只是她塌下去的位置,不在我怀里。
从派出所出来,已经凌晨一点。
街边的烧烤摊还亮着灯,烤炉上的炭火红得发暗。有人喝醉了,扶着电线杆打电话,说兄弟你放心,我明天肯定到。
我听着那句“明天肯定”,觉得今晚这座城市全是许延川的分身。
顾南栀站在台阶下,低头发消息。
她手指很快,像在赶一份临时尽调。
我没等她,往停车位走。
她追上来,声音轻了很多:“江醒,我们谈谈。”
“今晚谈够了。”
“回家谈。”
我停下。
家这个字,从她嘴里出来,我竟然有点想笑。
我们租的那套两居室在江边,房租不便宜。她说离她公司近,晚上加班回来安全。我那时在城西,开车单程四十分钟,也没觉得委屈。
客厅的投影仪是我买的,厨房里的锅是我妈寄的,卧室衣柜里三分之二的空间都给了她。她的香水、文件、换季大衣,把那个房子塞得像一个未来的样子。
可未来经不起转账。
“你回去吧。”我说,“我今晚住酒店。”
顾南栀眼眶又红了。
她很少哭,哭也克制。眼泪停在眼圈里,不掉下来,像一只不肯跌停的股票。
“你要跟我分开?”
“先把钱处理清楚。”
“那我们呢?”
我看着她:“你转钱的时候,我们在哪?”
她嘴唇发抖。
一辆出租车开过来,车灯照在她脸上。她抬手挡了一下,戒指上的小钻闪了闪。
我伸出手。
“戒指摘了。”
顾南栀整个人僵住。
“江醒,你别这样。”
“这戒指是订婚戒。”我说,“订婚的前提,是两个人一起往一个家里走。你已经把家底转给别人了,戒指戴着硌手。”
她把手背到身后。
像个孩子护着最后一块糖。
“我不摘。”
我点头,没逼她。
“那我取消婚房预约。”
她眼神一震:“什么?”
我拿出手机,当着她的面点开购房顾问的聊天框。
我们原本约了第二天上午去看最后一套小三房,首付正好卡在两百万左右。她挑了很久,说阳台要朝南,书房留给我,次卧以后给孩子。

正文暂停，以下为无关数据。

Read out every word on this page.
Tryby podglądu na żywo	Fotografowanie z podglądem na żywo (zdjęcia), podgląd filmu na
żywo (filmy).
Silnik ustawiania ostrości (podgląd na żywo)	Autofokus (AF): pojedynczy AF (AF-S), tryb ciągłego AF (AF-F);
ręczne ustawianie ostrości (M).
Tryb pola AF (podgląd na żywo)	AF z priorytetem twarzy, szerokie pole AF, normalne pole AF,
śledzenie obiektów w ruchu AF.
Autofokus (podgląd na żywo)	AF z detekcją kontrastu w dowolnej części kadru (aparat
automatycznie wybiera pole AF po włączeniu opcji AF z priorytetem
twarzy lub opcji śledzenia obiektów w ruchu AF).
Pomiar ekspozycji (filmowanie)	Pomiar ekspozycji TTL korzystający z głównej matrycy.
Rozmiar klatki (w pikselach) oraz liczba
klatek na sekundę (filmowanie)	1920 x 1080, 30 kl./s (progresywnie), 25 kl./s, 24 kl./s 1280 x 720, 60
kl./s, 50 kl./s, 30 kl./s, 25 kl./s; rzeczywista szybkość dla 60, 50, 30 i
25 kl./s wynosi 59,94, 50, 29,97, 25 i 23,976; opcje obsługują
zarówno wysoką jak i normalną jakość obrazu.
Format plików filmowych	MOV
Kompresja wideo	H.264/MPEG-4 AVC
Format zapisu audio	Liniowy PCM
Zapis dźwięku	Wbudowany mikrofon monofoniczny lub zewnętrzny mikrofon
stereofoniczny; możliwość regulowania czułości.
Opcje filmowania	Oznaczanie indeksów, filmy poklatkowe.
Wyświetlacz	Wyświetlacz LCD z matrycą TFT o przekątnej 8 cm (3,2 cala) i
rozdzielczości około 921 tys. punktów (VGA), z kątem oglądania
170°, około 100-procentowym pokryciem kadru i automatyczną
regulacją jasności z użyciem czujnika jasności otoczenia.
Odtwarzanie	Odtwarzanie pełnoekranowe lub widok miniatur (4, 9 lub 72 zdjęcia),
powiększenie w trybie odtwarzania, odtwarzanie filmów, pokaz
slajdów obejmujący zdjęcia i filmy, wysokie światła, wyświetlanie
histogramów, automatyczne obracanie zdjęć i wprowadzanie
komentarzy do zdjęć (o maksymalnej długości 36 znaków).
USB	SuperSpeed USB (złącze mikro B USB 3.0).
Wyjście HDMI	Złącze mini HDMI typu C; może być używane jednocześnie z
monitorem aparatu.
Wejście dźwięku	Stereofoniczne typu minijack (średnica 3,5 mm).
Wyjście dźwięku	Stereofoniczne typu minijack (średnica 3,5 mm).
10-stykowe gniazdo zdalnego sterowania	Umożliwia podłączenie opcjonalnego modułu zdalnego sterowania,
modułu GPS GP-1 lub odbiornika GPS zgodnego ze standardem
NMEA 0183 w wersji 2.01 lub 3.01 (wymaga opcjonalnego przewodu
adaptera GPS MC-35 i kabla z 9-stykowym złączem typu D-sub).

我给顾问发消息:明天不看了,意向金按流程退回。购房计划暂停。
顾南栀扑过来按我手机。
我已经发出去了。
绿色气泡躺在屏幕上,安静得像一块盖棺板。
“你凭什么自己决定?”她声音发尖。
“凭首付款没了。”
“我会补回来!”
“补回来再说。”
她气得胸口起伏,眼泪终于掉下来一滴。
“你是不是早就想退了?江醒,你等这个机会等很久了吧?”
我看着她。
这句话真熟。
一个人做错事后,最常见的动作不是道歉,是把对方的反应也变成罪证。